Pricing varies by revenue, industry, claims history, public vs private status, and jurisdiction (NY and CA often see higher litigation frequency). Below are approximate U.S. market ranges based on industry reports and carrier small-business guidance:

  • Small private companies (revenue <$10M): typical premiums for a $1M D&O policy often range from $1,000–$7,500 annually depending on industry and risk profile. Hiscox US small business D&O guidance and similar carriers show entry-level pricing in this band.
  • Mid-sized private / emerging public companies: for program limits of $5M–$25M, annual premiums commonly range $15,000–$150,000 depending on revenue and elevated risk markers.
  • Large public companies or high-risk sectors: program limits of $50M–$200M+ can drive premiums from $500,000 to multiple millions annually—pricing driven by SEC exposure, shareholder base, and loss history (see market commentary from Aon and Marsh). Aon D&O market insights and Marsh analyses report elevated premiums in volatile public markets.

Major U.S. carriers supplying tower capacity: Chubb, AIG, Travelers, CNA, The Hartford, Hiscox, Allianz. Chubb and AIG frequently lead large excess placements; Hiscox and The Hartford are active in small-to-mid market coverage.

Sources:

Attachment, retention and deductible strategies

Choosing how losses attach and who retains what portion materially affects price and claims dynamics.

Allocation across Side A, B and C

Proper allocation across Side A (individual executives), Side B (company indemnifying executives), and Side C (entity coverage) is essential when towers are built:

  • Start with Side A standalone capacity if executives can be personally exposed (e.g., insolvency risk). Side A often requires separate limits or non-rescindable wording in the excess layers.
  • Side B follows indemnity obligations—ensure primary and early excess layers explicitly cover Side B claims to protect corporate balance sheets.
  • Side C (entity securities) typically consumes the largest portion of high-dollar towers in public companies.

For detailed tactics, read: How to Allocate Limits Across Sides A, B and C in Directors and Officers (D&O) Liability Insurance.

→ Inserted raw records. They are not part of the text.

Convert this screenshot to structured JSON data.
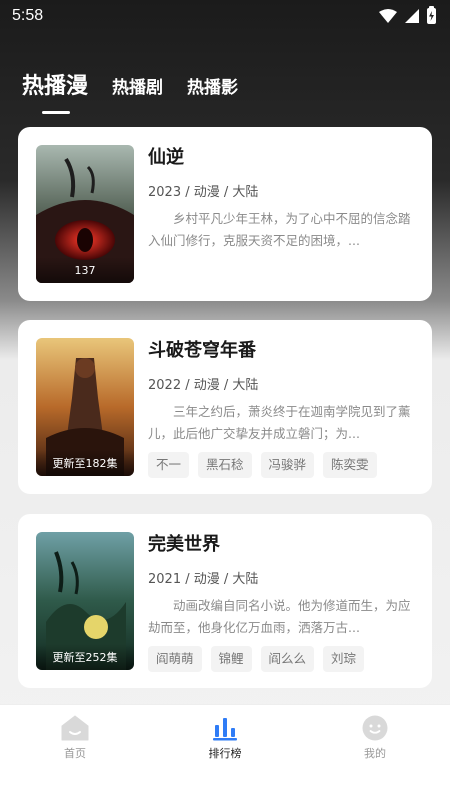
{
  "status_bar": {
    "time": "5:58"
  },
  "tabs": [
    {
      "label": "热播漫",
      "active": true
    },
    {
      "label": "热播剧",
      "active": false
    },
    {
      "label": "热播影",
      "active": false
    }
  ],
  "items": [
    {
      "title": "仙逆",
      "meta": "2023 / 动漫 / 大陆",
      "description": "乡村平凡少年王林，为了心中不屈的信念踏入仙门修行，克服天资不足的困境，...",
      "badge": "137",
      "tags": []
    },
    {
      "title": "斗破苍穹年番",
      "meta": "2022 / 动漫 / 大陆",
      "description": "三年之约后，萧炎终于在迦南学院见到了薰儿，此后他广交挚友并成立磐门；为...",
      "badge": "更新至182集",
      "tags": [
        "不一",
        "黑石稔",
        "冯骏骅",
        "陈奕雯"
      ]
    },
    {
      "title": "完美世界",
      "meta": "2021 / 动漫 / 大陆",
      "description": "动画改编自同名小说。他为修道而生，为应劫而至，他身化亿万血雨，洒落万古...",
      "badge": "更新至252集",
      "tags": [
        "阎萌萌",
        "锦鲤",
        "阎么么",
        "刘琮"
      ]
    }
  ],
  "bottom_nav": [
    {
      "label": "首页",
      "icon": "home-icon",
      "active": false
    },
    {
      "label": "排行榜",
      "icon": "rank-icon",
      "active": true
    },
    {
      "label": "我的",
      "icon": "profile-icon",
      "active": false
    }
  ],
  "colors": {
    "accent": "#2f7cf6",
    "inactive": "#d9d9d9"
  }
}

Practical placement tips for catastrophic scenarios

  • Lead with an experienced primary carrier that will manage claims—carriers like Chubb, AIG or The Hartford are frequently selected as primary for complex placements in NY and CA markets.
  • Mix market and facultative capacity to reach tail limits—use large global carriers for the first excesses and reinsurers/facultative markets for high-dollar catastrophe layers.
  • Negotiate wide “follow form” and anti-allocation wording to reduce coverage disputes across layers.
  • Consider an A-side specific excess for insolvency-triggered claims or covenant breaches—this preserves personal executive protection even if the company cannot indemnify.

Stress-testing and renewal negotiation

Sample budgetary matrix (U.S., illustrative)

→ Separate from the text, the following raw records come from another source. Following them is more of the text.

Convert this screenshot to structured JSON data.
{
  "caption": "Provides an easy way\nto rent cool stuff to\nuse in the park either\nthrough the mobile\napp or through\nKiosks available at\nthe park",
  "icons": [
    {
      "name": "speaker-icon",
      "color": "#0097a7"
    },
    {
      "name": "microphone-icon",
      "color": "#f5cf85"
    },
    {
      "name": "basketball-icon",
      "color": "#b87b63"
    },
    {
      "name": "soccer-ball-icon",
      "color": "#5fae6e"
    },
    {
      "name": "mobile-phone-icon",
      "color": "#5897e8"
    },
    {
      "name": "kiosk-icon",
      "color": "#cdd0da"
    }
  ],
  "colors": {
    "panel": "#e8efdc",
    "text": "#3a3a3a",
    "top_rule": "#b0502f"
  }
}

Company size / profile Target Program Limit Typical Annual Premium (USD) Typical Primary Comments
Small private (revenue <$10M) $1M–$5M $1,000–$25,000 $1M Carriers: Hiscox, The Hartford
Mid private / emerging public $5M–$25M $15,000–$150,000 $5M Mix of national carriers + regional reinsurers
Large public / high litigation risk $50M–$200M+ $500,000–$5M+ $5M–$10M Lead capacity from Chubb, AIG; large excess from re/insurers

Final checklist before placement (U.S. focus: NY, CA, TX, IL)

  • Confirm primary carrier willingness to lead and handle claims.
  • Confirm “follow form” and anti-allocation wording across excess layers.
  • Validate Side A non-rescindable protection for executive coverage.
  • Stress-test tower vs realistic catastrophic scenarios (settlement + defense).
  • Negotiate retentions/deductibles sized to your liquidity and tolerance.

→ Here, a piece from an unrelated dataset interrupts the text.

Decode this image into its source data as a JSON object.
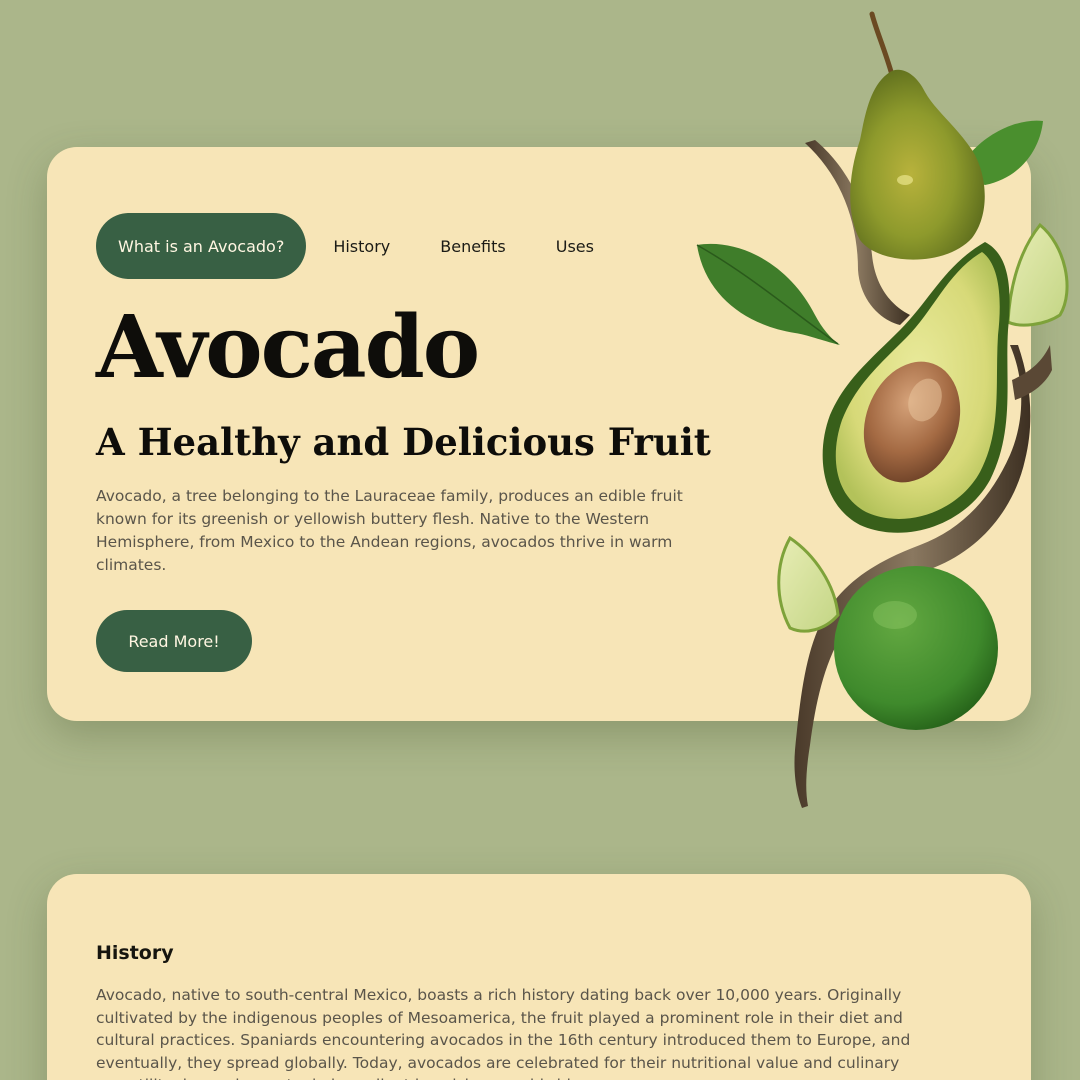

Building a D&O excess tower is a balance of price, capacity, and contractual clarity. For U.S. organizations—particularly in high-litigation states like New York and California—layering thoughtfully with leading carriers (Chubb, AIG, Hiscox, The Hartford) and stress-testing scenarios will ensure executive protection and corporate resilience during catastrophic events.